EDIT 2: I've tried reworking the code by parallelizing tough scattered memory access. To be brief, my new kernel looks like this

__global__ void Kernel(Observation * d_obs, 
                         int * d_bucket,
                         double * values,
                         Info ** d_summaries)
{
    Info * summary = d_summaries[blockIdx.x * 40 + blockIdx.y];

    __shared__ Info working_summary[1024];
    working_summary[threadIdx.x] = summary[threadIdx.x];
    __syncthreads();

    for (int i = 0; i < MAX_OBS; i++)
    {
        if (d_bucket[i] != threadIdx.x) continue;
        if (d_obs[i].core[blockIdx.x] < values[blockIdx.y])
            working_summary[threadIdx.x].left++;
        else
            working_summary[threadIdx.x].right++;
    }
    __syncthreads();

    summary[threadIdx.x] = working_summary[threadIdx.x];
} 

This takes 18s for <<<dim(20, 40, 1), 1000>>> and 172s for <<<dim(20,40,10), 1000>>> --- which is worse that single CPU thread and increases linearly in the number of parallel tasks.

1

There are 1 best solutions below

6
On

The K520 board you're using has two GPUs, each with 8 Streaming Multiprocessors, with, I beleive, a peak bandwidth of ~160 GB/s per GPU. With the code above you should be limited by this bandwidth, and should be looking at getting at least 100 GB/s per GPU (though I'd target a single GPU to start).
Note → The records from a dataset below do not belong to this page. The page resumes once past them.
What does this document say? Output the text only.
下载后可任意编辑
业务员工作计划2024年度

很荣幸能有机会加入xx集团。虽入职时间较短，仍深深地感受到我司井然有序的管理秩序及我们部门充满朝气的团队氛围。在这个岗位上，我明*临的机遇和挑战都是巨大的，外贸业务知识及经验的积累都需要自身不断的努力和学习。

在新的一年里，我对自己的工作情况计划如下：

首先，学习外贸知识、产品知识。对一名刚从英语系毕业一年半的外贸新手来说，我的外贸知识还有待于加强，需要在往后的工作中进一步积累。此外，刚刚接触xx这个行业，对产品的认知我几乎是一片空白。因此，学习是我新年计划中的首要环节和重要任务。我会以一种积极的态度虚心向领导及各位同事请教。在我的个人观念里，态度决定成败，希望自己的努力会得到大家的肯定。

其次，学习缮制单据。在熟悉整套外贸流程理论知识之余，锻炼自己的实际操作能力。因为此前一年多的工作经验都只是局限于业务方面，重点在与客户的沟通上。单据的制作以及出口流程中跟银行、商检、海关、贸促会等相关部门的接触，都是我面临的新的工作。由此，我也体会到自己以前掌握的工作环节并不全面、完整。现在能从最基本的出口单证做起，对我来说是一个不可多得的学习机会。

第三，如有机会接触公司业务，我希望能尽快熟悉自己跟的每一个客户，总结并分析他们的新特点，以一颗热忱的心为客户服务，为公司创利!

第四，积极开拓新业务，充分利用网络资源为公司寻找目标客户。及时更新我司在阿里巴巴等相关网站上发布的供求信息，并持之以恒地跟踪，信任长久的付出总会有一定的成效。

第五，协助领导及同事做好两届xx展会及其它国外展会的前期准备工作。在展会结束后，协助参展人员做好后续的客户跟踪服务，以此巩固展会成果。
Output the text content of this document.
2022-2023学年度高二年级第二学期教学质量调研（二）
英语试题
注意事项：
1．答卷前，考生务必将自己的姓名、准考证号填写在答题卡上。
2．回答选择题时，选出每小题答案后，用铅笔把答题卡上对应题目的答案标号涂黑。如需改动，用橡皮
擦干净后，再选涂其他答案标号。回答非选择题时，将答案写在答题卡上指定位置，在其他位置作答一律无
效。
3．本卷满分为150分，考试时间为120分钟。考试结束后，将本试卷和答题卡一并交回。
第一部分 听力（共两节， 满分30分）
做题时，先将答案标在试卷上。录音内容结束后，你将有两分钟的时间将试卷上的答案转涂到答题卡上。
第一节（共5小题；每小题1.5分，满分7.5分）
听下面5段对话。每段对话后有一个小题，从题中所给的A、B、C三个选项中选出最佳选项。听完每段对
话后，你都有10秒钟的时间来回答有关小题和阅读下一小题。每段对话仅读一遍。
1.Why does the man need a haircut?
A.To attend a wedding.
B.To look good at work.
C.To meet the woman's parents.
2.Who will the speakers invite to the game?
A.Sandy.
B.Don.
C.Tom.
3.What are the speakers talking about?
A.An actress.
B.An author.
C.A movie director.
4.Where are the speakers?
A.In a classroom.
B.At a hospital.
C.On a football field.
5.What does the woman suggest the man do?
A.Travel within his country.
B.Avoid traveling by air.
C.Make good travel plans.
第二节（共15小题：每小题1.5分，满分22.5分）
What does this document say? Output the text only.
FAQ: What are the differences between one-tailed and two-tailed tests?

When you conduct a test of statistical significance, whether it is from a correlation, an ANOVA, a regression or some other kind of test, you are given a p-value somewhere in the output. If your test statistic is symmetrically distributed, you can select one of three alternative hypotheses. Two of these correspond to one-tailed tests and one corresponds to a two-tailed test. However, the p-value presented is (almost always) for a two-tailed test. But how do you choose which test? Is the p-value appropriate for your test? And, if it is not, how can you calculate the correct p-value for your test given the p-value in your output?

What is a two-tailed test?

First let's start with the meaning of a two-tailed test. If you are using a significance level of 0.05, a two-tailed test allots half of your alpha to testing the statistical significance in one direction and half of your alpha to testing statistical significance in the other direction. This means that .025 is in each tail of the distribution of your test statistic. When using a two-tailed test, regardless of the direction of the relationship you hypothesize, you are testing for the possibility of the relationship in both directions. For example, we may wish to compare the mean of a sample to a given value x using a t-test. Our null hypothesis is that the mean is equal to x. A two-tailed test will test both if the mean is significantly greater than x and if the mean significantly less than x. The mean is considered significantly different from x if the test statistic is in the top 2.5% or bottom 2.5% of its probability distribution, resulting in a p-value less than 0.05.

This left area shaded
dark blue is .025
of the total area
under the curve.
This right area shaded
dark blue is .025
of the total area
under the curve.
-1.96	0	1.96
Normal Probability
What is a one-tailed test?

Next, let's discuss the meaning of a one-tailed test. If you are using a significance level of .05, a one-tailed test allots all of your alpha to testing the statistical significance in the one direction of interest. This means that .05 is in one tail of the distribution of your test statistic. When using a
Maybe you won't be able to hit it, maybe you'll beat it, but it's a good target to aim for.

Number of blocks

The first thing to do is to fix your launch parameters. This line:

Kernel<<<1, dim3(20, 40, 1)>>>(d_obs, d_bucket, d_summaries);

means you're launching 1 CUDA block of 800 threads. This is nowhere near enough parallelism for the GPU. You need at least as many blocks as streaming multiprocessors (ie. 8), preferably significantly more (ie. 100+). This will give you a large performance improvement. 800-way parallelism just isn't enough for a GPU.

Scattered Writes

GPUs can be rather sensitive to access patterns. The following code:

summary[d_bucket[i]].left++;

does a scattered 4-byte write into summary. Scattered memory transactions are expensive on the GPU, and for reasonable performance on memory bound codes they should be avoided. What can we do about it in this case? The solution is, in my opinion, to add more parallelism. Instead of having a summary per thread, have a summary per block. Each thread can work on a subset of the range 0...MAX_OBS, and can increment the block-wide summary array which should be located in shared memory. At the end of the kernel you can write the result back to global memory. Happily, this also solves your lack of parallelism problem noted above!

What next?

At this point you should figure out a way to measure how much room for improvement there is. You'll want to work out how close to peak bandwidth you are (I find it's best to consider both data you have to move, and data you are actually moving), and if you're still significantly off it, you want to look at both reducing memory accesses and optimising accesses further, if possible.